The Institute for the Study of War noted "heavy losses" among Russian units in ongoing battles, particularly among the elite airborne (VDV) forces, "in simultaneous infantry-heavy Russian offensive operations on multiple fronts."

Newsweek has contacted the Russian Defense Ministry by email to request comment.

Donetsk battlefield map ISW December 31
Luhansk battlefield map ISW December 31
These Institute for the Study of War maps published on December 31, 2023, show the battlefield situation in the Ukrainian regions of Donetsk and Luhansk.

The fighting is taking place across four eastern and southern regions of Ukraine: Luhansk in the northeast, Donetsk in the east, Zaporizhzhia in the southeast, and Kherson in the south.

In Luhansk, Russian forces have been pressing attacks for several months, making meager gains at high cost. Offensives here in the northeast were widely interpreted as an effort to draw attention and resources away from Ukraine's counteroffensive in the southeast during the summer months, while also seeking to capture the rest of Luhansk Oblast.

The fighting there is focused on the settlements and areas around Kupyansk, Svatove and Kreminna. On Sunday, Ukrainian Ground Forces Command spokesperson Lieutenant Colonel Volodymyr Fityo characterized the Ukrainian stance as an active defense.
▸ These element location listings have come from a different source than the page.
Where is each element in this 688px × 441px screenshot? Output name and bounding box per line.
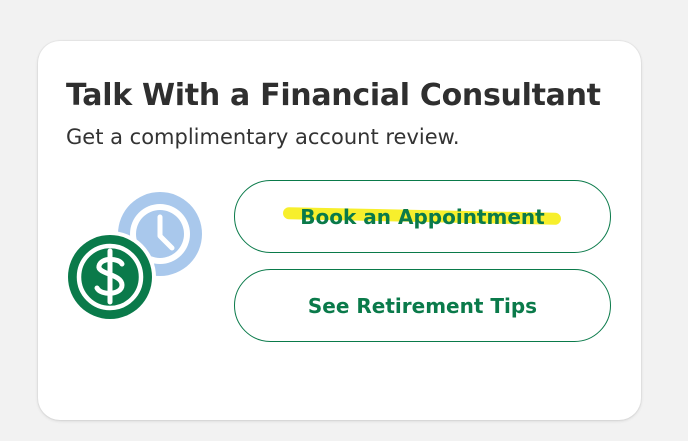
money-time-illustration: [64, 189, 208, 323]
book-appointment-button[interactable]: Book an Appointment: [234, 180, 611, 253]
retirement-tips-label: See Retirement Tips: [307, 293, 538, 318]
card-title: Talk With a Financial Consultant: [66, 78, 601, 113]
dollar-coin-icon: [64, 231, 156, 323]
retirement-tips-button[interactable]: See Retirement Tips: [234, 269, 611, 342]
book-appointment-label: Book an Appointment: [300, 204, 545, 229]
card-subtitle: Get a complimentary account review.: [66, 125, 460, 149]
financial-consultant-card: Talk With a Financial Consultant Get a c…: [38, 41, 641, 420]
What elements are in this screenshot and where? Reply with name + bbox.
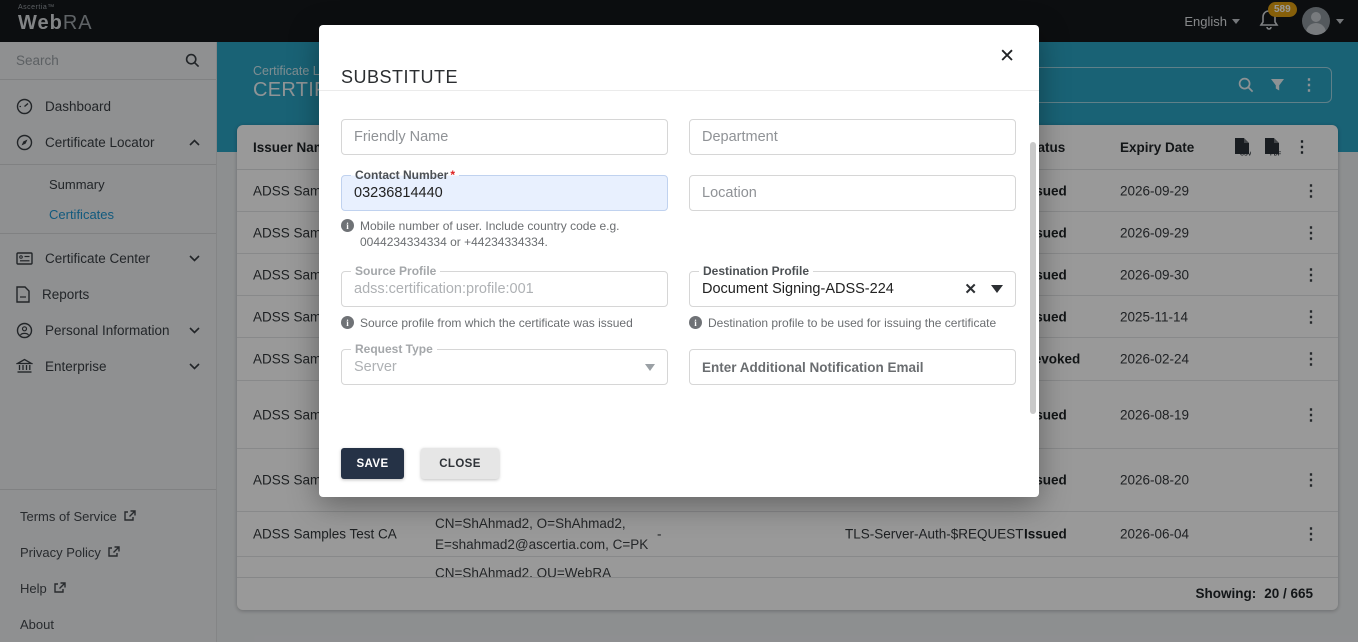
source-profile-label: Source Profile (351, 264, 440, 278)
contact-number-hint: i Mobile number of user. Include country… (341, 218, 671, 250)
additional-email-placeholder: Enter Additional Notification Email (702, 360, 924, 375)
department-placeholder: Department (702, 129, 778, 145)
source-profile-hint: i Source profile from which the certific… (341, 315, 671, 331)
friendly-name-field[interactable]: Friendly Name (341, 119, 668, 155)
contact-number-label: Contact Number* (351, 168, 459, 182)
friendly-name-placeholder: Friendly Name (354, 129, 448, 145)
dropdown-caret-icon (645, 364, 655, 371)
location-field[interactable]: Location (689, 175, 1016, 211)
destination-profile-label: Destination Profile (699, 264, 813, 278)
info-icon: i (689, 316, 702, 329)
source-profile-field: Source Profile adss:certification:profil… (341, 271, 668, 307)
info-icon: i (341, 316, 354, 329)
department-field[interactable]: Department (689, 119, 1016, 155)
close-button[interactable]: CLOSE (421, 448, 499, 479)
dialog-title: SUBSTITUTE (341, 67, 458, 88)
contact-number-value: 03236814440 (354, 185, 443, 201)
clear-icon[interactable]: ✕ (964, 280, 977, 298)
destination-profile-hint: i Destination profile to be used for iss… (689, 315, 1029, 331)
request-type-value: Server (354, 359, 397, 375)
destination-profile-value: Document Signing-ADSS-224 (702, 281, 894, 297)
contact-number-field[interactable]: Contact Number* 03236814440 (341, 175, 668, 211)
substitute-dialog: SUBSTITUTE ✕ Friendly Name Department Co… (319, 25, 1039, 497)
request-type-label: Request Type (351, 342, 437, 356)
save-button[interactable]: SAVE (341, 448, 404, 479)
source-profile-value: adss:certification:profile:001 (354, 281, 534, 297)
modal-scrollbar[interactable] (1030, 142, 1036, 414)
required-asterisk: * (450, 168, 455, 182)
additional-email-field[interactable]: Enter Additional Notification Email (689, 349, 1016, 385)
close-icon[interactable]: ✕ (999, 45, 1015, 68)
location-placeholder: Location (702, 185, 757, 201)
destination-profile-select[interactable]: Destination Profile Document Signing-ADS… (689, 271, 1016, 307)
request-type-select: Request Type Server (341, 349, 668, 385)
dropdown-caret-icon[interactable] (991, 285, 1003, 293)
info-icon: i (341, 219, 354, 232)
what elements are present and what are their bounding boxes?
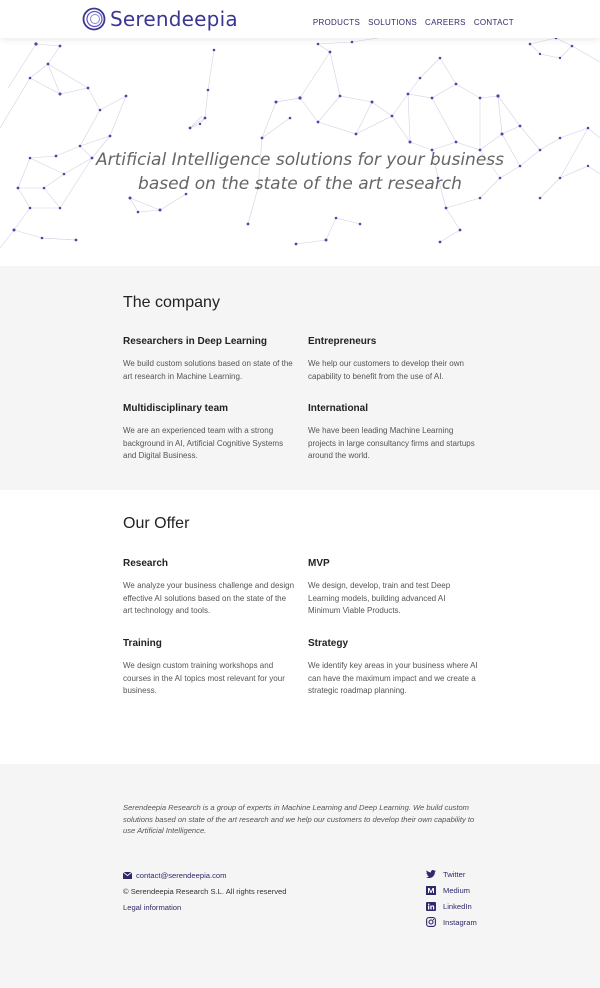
offer-item: Strategy We identify key areas in your b…: [308, 638, 480, 698]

Donetsk has played host to some of the fiercest fighting of the full-scale war, and to the lower intensity conflict between Kyiv and local separatists—armed and directed by Moscow, as well as directly supported by Russian troops—that has ravaged the region since 2014.

Fighting continues around the devastated Donetsk city of Bakhmut, now synonymous with Russia's attritional offensives. To its south, Russian forces appear to be pursuing the same approach to the fortified city of Avdiivka, seeking to encircle the Ukrainian bastion despite reported severe casualties.

Russian troops have enjoyed recent success in Marinka, south of Avdiivka, which Ukrainian forces evacuated in late December after almost two years of combat.

Zaporizhzhia Oblast and the Zaporizhzhia-Donetsk administrative border were the focus of Ukraine's failed 2023 counteroffensive, Kyiv's units hoping to break through Russian defensive lines protecting the so-called "land bridge" of occupied territory connecting southern Ukraine and Crimea to the western Russian border.

The Ukrainian advance floundered after carving out small salients around the settlements of Robotnye and Urozhaine. As 2024 begins, the Ukrainian advance has stalled. Russian troops are now pushing to recapture ground lost since Kyiv's counteroffensive began in early June.

Kyiv has scored small but symbolic successes along the banks of the Dnieper River—known as the Dnipro in Ukrainian. The waterway has served as a formidable demarcation line between Ukrainian and Russian forces since the liberation of Kherson in November 2022.

But in the second half of 2023, Kyiv's troops began expanding cross-river raids into a sustained presence in settlements along the Russian-occupied east bank. Ukrainian forces there have not broken out of their small riverside footholds, but Moscow's troops have also proven unable to dislodge them.

ISW map Kherson battlefield December 2023
ISW map Zaporizhzhia battlefield December 2023
These maps published by the Institute for the Study of War on December 31, 2023, show the battlefield situation along the Dnieper River in Ukraine's Kherson region and in the Zaporizhzhia region.